Format of a sample data point
```json
[
    {
        "id": 4169,
        "href": "https://thuvienphapluat.vn/hoi-dap-phap-luat/5CFC0-hd-bao-nhieu-tuoi-moi-duoc-dang-ky-dao-tao-thuong-xuyen-hoc-nghe.html",
        "question": "Thời gian học mỗi buổi đào tạo thường xuyên học nghề tối đa bao nhiêu giờ?",
        "answer": "khi bạn tham gia chương trình đào tạo thường xuyên học nghề thì thời gian học mỗi buổi tối đa là 05 (năm) giờ và thời gian học trong một ngày tối đa là 08 (tám) giờ.",
        "relevant_laws": [
            {
                "name": "Điều 9 Thông tư 43/2015/TT-BLĐTBXH",
                "href": "https://thuvienphapluat.vn/van-ban/lao-dong-tien-luong/thong-tu-43-2015-tt-bldtbxh-dao-tao-thuong-xuyen-297839.aspx",
                "id_Law": "43/2015/TT-BLĐTBXH",
                "id_Chapter": 3,
                "id_Section": 1,
                "id_Article": 9
            }
        ],
        "annotation_list": []
    },
  ...
]
```

In [2]:
import json
import random

# Load the question and law data
with open('/kaggle/input/data-qa-991/question_9.91_train_gui_duy.json', 'r') as qftr:
    question_data_train = json.load(qftr)
        
with open('/kaggle/input/data-qa-991/question_9.91_test_gui_duy.json', 'r') as qfte:
    question_data_test = json.load(qfte)

with open('/kaggle/input/data-qa-991/law_nondup copy 11_modified.json', 'r') as lf:
    law_data = json.load(lf)

In [3]:
# Create a dictionary for quick lookup of laws by their IDs
law_dict = {}
for law in law_data:
    law_dict[law['id']] = law

In [4]:
#The find_hard_negatives function returns 5 random articles from the same law but different from the correct article
def find_hard_negatives(law, correct_chapter_id, correct_section_id, correct_article_id, num_articles=5):
    # Flatten all sections and articles in the law except the correct one
    articles = []
    for chapter in law['content']:
        for section in chapter['content_Chapter']:
            for article in section['content_Section']:
                if not (chapter['id_Chapter'] == correct_chapter_id and 
                        section['id_Section'] == correct_section_id and 
                        article['id_Article'] == correct_article_id):
                    articles.append(article['content_Article'])
    
    if len(articles) < num_articles:
        return articles  # If there are fewer articles than needed, return all of them
    return random.sample(articles, num_articles) if articles else None

#The find_soft_negatives function returns 5 random articles from different laws
def find_soft_negatives(law_dict, correct_law_id, num_articles=5):
    articles = []
    law_ids = list(law_dict.keys())
    if correct_law_id in law_ids:
        law_ids.remove(correct_law_id)

    while len(articles) < num_articles and law_ids:
        random_law_id = random.choice(law_ids)
        random_law = law_dict[random_law_id]
        random_chapter = random.choice(random_law['content'])
        random_section = random.choice(random_chapter['content_Chapter'])
        random_article = random.choice(random_section['content_Section'])
        articles.append(random_article['content_Article'])
        law_ids.remove(random_law_id)  # Remove the used law ID to avoid duplicates

    return articles if articles else None

# Function to process the questions, match the relevant laws and add negative samples used for Contrastive Learning
def process_questions(question_data, law_dict):
    for question in question_data:
        for relevant_law in question['relevant_laws']:
            law_id = relevant_law['id_Law']
            chapter_id = relevant_law['id_Chapter']
            section_id = relevant_law['id_Section']
            article_id = relevant_law['id_Article']

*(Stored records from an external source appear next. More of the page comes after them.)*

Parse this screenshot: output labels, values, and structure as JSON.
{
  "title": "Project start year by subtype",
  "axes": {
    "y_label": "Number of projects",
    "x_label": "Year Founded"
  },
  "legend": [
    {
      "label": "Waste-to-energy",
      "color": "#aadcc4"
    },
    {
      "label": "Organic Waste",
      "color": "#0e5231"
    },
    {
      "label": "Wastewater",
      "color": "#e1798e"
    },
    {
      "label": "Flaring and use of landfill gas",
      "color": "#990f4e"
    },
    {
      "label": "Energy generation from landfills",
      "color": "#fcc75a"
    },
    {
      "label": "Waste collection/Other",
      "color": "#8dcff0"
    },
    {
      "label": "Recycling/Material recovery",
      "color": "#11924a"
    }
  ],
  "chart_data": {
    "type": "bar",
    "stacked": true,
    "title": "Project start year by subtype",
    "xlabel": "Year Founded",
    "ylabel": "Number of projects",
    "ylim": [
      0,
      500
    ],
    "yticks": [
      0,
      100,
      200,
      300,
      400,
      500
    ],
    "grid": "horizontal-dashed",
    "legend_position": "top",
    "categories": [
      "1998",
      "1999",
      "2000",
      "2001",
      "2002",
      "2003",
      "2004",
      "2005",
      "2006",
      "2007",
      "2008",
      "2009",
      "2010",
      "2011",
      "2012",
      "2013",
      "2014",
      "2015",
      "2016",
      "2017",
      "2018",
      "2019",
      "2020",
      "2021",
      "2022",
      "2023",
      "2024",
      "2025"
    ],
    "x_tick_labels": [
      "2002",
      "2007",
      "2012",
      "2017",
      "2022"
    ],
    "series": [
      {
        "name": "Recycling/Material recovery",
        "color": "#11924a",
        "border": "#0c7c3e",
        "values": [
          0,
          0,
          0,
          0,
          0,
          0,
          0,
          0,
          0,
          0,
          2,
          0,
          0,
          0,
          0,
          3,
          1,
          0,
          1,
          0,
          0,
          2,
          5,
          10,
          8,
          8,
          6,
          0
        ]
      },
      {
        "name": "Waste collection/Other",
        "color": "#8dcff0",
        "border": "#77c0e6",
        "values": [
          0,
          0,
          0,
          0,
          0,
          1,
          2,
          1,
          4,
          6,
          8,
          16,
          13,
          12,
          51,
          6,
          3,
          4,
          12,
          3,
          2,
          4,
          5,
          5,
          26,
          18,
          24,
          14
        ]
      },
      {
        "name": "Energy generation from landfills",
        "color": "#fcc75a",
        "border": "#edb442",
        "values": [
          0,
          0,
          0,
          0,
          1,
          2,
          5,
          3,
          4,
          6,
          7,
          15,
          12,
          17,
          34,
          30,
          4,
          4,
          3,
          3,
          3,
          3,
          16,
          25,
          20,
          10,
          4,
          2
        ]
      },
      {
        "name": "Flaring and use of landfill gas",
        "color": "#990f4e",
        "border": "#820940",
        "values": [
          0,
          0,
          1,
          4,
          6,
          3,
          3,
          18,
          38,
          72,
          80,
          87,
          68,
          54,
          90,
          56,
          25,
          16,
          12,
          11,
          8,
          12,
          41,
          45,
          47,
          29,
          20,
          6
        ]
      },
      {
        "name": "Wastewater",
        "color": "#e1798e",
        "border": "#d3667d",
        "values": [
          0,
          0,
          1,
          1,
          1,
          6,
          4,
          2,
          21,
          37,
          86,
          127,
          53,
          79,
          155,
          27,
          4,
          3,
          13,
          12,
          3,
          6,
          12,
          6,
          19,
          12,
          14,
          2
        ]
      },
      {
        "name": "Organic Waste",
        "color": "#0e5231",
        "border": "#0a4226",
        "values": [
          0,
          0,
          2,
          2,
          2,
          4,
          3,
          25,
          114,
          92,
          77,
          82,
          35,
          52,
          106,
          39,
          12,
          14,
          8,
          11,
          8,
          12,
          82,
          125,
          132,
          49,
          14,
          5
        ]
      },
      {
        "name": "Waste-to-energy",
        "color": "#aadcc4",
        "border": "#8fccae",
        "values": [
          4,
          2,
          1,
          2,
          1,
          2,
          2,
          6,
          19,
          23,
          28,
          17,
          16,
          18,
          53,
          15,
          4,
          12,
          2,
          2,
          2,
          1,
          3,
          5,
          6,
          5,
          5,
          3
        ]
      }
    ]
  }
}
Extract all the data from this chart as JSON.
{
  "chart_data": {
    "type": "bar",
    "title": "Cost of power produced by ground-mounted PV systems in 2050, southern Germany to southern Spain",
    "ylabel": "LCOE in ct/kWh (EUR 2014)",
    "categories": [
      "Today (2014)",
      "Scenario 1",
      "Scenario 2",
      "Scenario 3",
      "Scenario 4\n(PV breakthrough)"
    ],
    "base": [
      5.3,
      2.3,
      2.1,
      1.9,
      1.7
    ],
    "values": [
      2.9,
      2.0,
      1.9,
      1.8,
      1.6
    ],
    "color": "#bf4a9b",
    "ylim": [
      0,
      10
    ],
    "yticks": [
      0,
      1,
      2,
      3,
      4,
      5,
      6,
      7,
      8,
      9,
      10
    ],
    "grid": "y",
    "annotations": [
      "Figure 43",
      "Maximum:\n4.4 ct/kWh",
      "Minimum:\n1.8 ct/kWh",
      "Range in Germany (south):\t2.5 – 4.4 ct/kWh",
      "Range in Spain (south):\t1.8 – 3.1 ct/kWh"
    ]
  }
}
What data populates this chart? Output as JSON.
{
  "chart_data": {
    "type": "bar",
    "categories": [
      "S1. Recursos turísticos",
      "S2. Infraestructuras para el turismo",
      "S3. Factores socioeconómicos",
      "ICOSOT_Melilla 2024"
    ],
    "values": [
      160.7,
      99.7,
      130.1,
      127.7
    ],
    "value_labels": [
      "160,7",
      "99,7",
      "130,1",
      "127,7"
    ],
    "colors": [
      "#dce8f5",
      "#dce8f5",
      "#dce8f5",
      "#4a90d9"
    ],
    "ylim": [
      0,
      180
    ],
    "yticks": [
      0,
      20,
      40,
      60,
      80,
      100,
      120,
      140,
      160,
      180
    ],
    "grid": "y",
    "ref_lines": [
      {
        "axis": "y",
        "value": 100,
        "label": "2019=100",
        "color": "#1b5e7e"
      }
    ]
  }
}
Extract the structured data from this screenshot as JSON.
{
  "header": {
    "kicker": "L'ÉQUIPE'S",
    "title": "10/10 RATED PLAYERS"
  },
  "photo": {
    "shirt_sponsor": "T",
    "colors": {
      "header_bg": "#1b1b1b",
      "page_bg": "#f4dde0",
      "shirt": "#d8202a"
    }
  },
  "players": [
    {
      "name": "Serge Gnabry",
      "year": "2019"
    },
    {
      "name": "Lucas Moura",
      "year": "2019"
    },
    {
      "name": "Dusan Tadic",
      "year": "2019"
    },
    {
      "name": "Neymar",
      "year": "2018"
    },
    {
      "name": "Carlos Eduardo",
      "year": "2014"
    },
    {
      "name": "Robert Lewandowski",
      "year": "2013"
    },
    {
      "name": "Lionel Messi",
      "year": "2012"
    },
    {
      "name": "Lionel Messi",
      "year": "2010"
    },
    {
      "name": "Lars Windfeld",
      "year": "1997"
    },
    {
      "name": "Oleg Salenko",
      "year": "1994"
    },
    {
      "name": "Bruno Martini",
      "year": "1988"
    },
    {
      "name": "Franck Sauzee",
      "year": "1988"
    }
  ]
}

            # Find the corresponding law
            if law_id in law_dict:
                law = law_dict[law_id]
                for chapter in law['content']:
                    if chapter['id_Chapter'] == chapter_id:
                        for section in chapter['content_Chapter']:
                            if section['id_Section'] == section_id:
                                for article in section['content_Section']:
                                    if article['id_Article'] == article_id:
                                        # Add the content of the article to the relevant law in the question
                                        relevant_law['content'] = article['content_Article']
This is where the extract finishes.